C'est la première fois que je reviens en détail...

...devant tant de personnes...

- C'est possible d'en griller une ? Je me sentirais mieux...

- Malheureusement, c'est interdit dans les locaux

de l'association.

- Bon, messieurs-dames, il est temps de faire oublier la cigarette à Franck ! Avez-vous des questions ?

- Je voulais vous demander...

Mon fils a été incarcéré la semaine dernière pour une énorme bêtise. Il a pris un an ferme. 

Dites-moi...comment la prison joue sur le moral ?

Au bout de combien de temps se pose-t-on des questions absurdes ? Est-ce à cause d’un ennui ferme, d’une perte d’intérêt à tout ce qui en présenterait un ? Ou est-ce à cause d’une vie qui n’évolue plus, où l’on ne fait plus rien ? Franck se posait, constatait-il, de plus en plus de questions absurdes.

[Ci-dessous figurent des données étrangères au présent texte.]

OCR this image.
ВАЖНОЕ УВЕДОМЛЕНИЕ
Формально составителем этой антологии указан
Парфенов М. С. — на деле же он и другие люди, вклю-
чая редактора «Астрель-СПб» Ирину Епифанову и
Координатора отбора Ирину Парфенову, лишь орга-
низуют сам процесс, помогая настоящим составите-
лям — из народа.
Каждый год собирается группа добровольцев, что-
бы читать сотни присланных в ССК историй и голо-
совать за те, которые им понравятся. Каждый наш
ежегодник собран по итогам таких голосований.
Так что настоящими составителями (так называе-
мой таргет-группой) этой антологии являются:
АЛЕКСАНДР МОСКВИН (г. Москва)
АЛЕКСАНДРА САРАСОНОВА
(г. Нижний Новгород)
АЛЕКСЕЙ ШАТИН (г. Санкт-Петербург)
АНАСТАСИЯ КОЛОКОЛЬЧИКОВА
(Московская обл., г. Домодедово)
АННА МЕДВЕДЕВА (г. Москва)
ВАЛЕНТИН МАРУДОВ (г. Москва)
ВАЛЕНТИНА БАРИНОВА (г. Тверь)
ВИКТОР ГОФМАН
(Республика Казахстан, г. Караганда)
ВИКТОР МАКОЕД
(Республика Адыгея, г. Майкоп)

Assis dans le parloir, attendant sa femme Amélia avec qui il s’était marié à vingt ans, il était assis au bout d’une table. Et quelque chose le chiffonnait : face à lui, une tâche qui aurait eu besoin d’un bon coup de chiffon. Mais cette tâche était de l’autre côté de la table, et il n’avait rien pour essuyer. Et il se demandait donc s’il était absurde de tout faire pour réussir à avoir un mouchoir simplement pour effacer cette tâche ? 

Trois ans après l'incarcération de Franck. Parloir du centre de détention.

Pour toute personne détenue en prison, il est possible de lui rendre visite.

Il existe deux types de détenus : le prévenu (détenu qui n’est pas encore jugé) et le condamné (détenu qui a été jugé).

 

Pour rendre visite à un détenu, tout visiteur doit posséder un permis de visite, qui dépend des situations. Temporaire ou définitif, ce permis est nominatif et personnel. 

 

Des démarches administratives sont à faire en fonction du statut du détenu (prévenu ou condamné), comme justifier son identité et la raison de la visite. 

 

Tout détenu en France a le droit à une visite par semaine, minimum.

Il soupira, puis abandonna l’idée qui visiblement nécessitait trop d’efforts pour une petite tâche. Il rebascula en arrière, et se reposa confortablement sur la chaise en fer. L’absurdité, c’était l’un des mots qu’il commençait à prendre en affection. Il s’étonnait d’ailleurs à quel point il commençait à développer un attachement aux mots. Éolienne, absurde, entretien d’embauche, … Il sourit en repensant au dernier mot de sa liste. 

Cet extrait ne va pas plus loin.